古代都市ポリェンティア
出典: フリー百科事典『ウィキペディア(Wikipedia)』 (2019/01/24 01:25 UTC 版)
「アルクーディア」の記事における「古代都市ポリェンティア」の解説
カルタゴとローマが戦ったポエニ戦争時、この地域の住民が投石器で武装した兵士として参加し、バレアレス諸島人は投石の名手であるとする名声が地中海中に広まった。紀元前123年にはローマの元老院が、海上交易活動が盛んになるにつれて増加していた海賊行為の停止やバレアレス諸島の征服を目的として、Quinto Cecilio Meteloを指揮官とする遠征隊を組織した。

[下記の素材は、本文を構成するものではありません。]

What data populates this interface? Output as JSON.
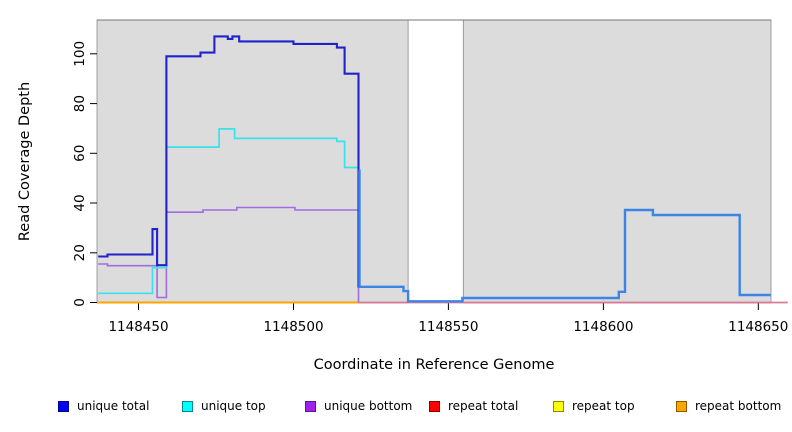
{
  "figure": {
    "xlabel": "Coordinate in Reference Genome",
    "ylabel": "Read Coverage Depth"
  },
  "legend": {
    "items": [
      {
        "label": "unique total",
        "color": "#0000FF",
        "border": "#00008B"
      },
      {
        "label": "unique top",
        "color": "#00FFFF",
        "border": "#008B8B"
      },
      {
        "label": "unique bottom",
        "color": "#A020F0",
        "border": "#551A8B"
      },
      {
        "label": "repeat total",
        "color": "#FF0000",
        "border": "#8B0000"
      },
      {
        "label": "repeat top",
        "color": "#FFFF00",
        "border": "#8B8B00"
      },
      {
        "label": "repeat bottom",
        "color": "#FFA500",
        "border": "#8B5A00"
      }
    ]
  },
  "chart_data": {
    "type": "line",
    "title": "",
    "xlabel": "Coordinate in Reference Genome",
    "ylabel": "Read Coverage Depth",
    "xlim": [
      1148436.6,
      1148654.1
    ],
    "ylim": [
      -0.2,
      113.6
    ],
    "x_ticks": [
      1148450,
      1148500,
      1148550,
      1148600,
      1148650
    ],
    "y_ticks": [
      0,
      20,
      40,
      60,
      80,
      100
    ],
    "grid": false,
    "legend_position": "bottom",
    "background": {
      "panel_color": "#DCDCDC",
      "panel_border": "#8A8A8A",
      "gap_x": [
        1148537,
        1148554.8
      ]
    },
    "series": [
      {
        "name": "repeat bottom",
        "color": "#FFA500",
        "width": 2,
        "steps": [
          [
            1148437,
            0
          ]
        ],
        "end": 1148521
      },
      {
        "name": "repeat total",
        "color": "#DC7A96",
        "width": 1.7,
        "steps": [
          [
            1148521,
            0
          ]
        ],
        "end": 1148659.5
      },
      {
        "name": "unique bottom",
        "color": "#A06CE0",
        "width": 1.6,
        "steps": [
          [
            1148437,
            15.5
          ],
          [
            1148440,
            14.8
          ],
          [
            1148456,
            2
          ],
          [
            1148459,
            36.3
          ],
          [
            1148470.8,
            37.2
          ],
          [
            1148481.7,
            38.2
          ],
          [
            1148500.5,
            37.2
          ],
          [
            1148521,
            0
          ]
        ],
        "end": 1148521
      },
      {
        "name": "unique top",
        "color": "#38E2EE",
        "width": 1.7,
        "steps": [
          [
            1148437,
            3.7
          ],
          [
            1148454.5,
            14
          ],
          [
            1148459,
            62.5
          ],
          [
            1148476,
            69.8
          ],
          [
            1148481,
            66
          ],
          [
            1148514,
            64.8
          ],
          [
            1148516.5,
            54.3
          ],
          [
            1148521,
            53
          ]
        ],
        "end": 1148521
      },
      {
        "name": "unique total",
        "color": "#2222CC",
        "width": 2.1,
        "steps": [
          [
            1148437,
            18.5
          ],
          [
            1148440,
            19.3
          ],
          [
            1148454.5,
            29.5
          ],
          [
            1148456,
            15
          ],
          [
            1148459,
            99
          ],
          [
            1148470,
            100.5
          ],
          [
            1148474.5,
            107
          ],
          [
            1148478.8,
            106
          ],
          [
            1148480.3,
            107
          ],
          [
            1148482.5,
            105
          ],
          [
            1148500,
            104
          ],
          [
            1148514,
            102.5
          ],
          [
            1148516.5,
            92
          ],
          [
            1148521,
            6
          ]
        ],
        "end": 1148521
      },
      {
        "name": "total",
        "color": "#3C85E6",
        "width": 2.4,
        "steps": [
          [
            1148521,
            53
          ],
          [
            1148521.3,
            6.3
          ],
          [
            1148535.5,
            4.6
          ],
          [
            1148537,
            0.5
          ],
          [
            1148554.5,
            1.8
          ],
          [
            1148605,
            4.3
          ],
          [
            1148607,
            37.2
          ],
          [
            1148616,
            35.2
          ],
          [
            1148644,
            3
          ]
        ],
        "end": 1148654
      }
    ]
  }
}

ローマ人はマリョルカ島に到着すると島の南岸にマリョルカ島の主都としてパルマの町を建設し、さらに島の北岸にポリェンティアの町(現在のアルクーディア近辺)を建設した。 紀元1世紀初頭に建設されたポリェンティアのローマ劇場は当時の市街地の郊外に位置し、ポリェンティアの全住民のための娯楽施設だった。この劇場は演劇や体操のために使用され、ローマ帝国崩壊期には埋葬地として使用された。今日でも半円形の舞台や観客席の大部分を見学することができる。他都市のローマ劇場と異なる点として、岩盤を削って建設されたことが挙げられる。 ポリェンティアからはポリェンサ湾とアルクーディア湾の双方を見渡すことができ、ポリェンティアは他の侵略者に対する防衛地点の役割を果たした。アルクーディアは防衛地点として以外に、もっとも高級なトーガ(古代ローマ人の衣服)に使用される優れた織物を産出したことでもローマ人に言及されている。ラテン文化が流入したことで、ポリェンティアだけでなくマリョルカ島全体が共和政ローマの優れた組織体系に組み込まれた。ローマ時代には計画的な都市が築かれ、通りの整備、下水道、水道供給などが行われた。紀元前2世紀から紀元前1世紀にはポリェンティアの発展が最高潮に達し、港に隣接した郊外にローマ劇場が建設された。 ローマ帝国が地中海西部で支配力を失うと、ポリェンティアもローマに合わせてゆっくりと衰退をはじめた。海賊の攻撃を受け、また何度かヴァンダル族にも攻撃されたため、5世紀初頭には町が放棄された。住民はより防御が固く安全な場所に新たな町を建設するためにポリェンティアを去り、新しく築いた町がアルクーディアの5km北西にあるポリェンサである。しかし、ローマは地中海地域全体に足跡を残しており、今日まで続くアルクーディアの言語、法律、慣習などに名残が見られる。 現在のポリェンティア遺跡でアウグストゥスの胸像がたまたま発見されたのは16世紀のことである。1923年には初めて体系的な発掘調査が開始され、1930年代後半のスペイン内戦中には調査が一時停止されたものの、後に再開されて今日まで続いている。考古学者・建築家や他の専門家はポンペイなどの同時代の他都市と比較して、ポリェンティアの古代都市が完全に計画された都市だったとしている。ポリェンティアの古代都市はバレアレス諸島のローマ化の過程を理解するのに必須の事例であり、遺構が発見されたのは偶然のことだった。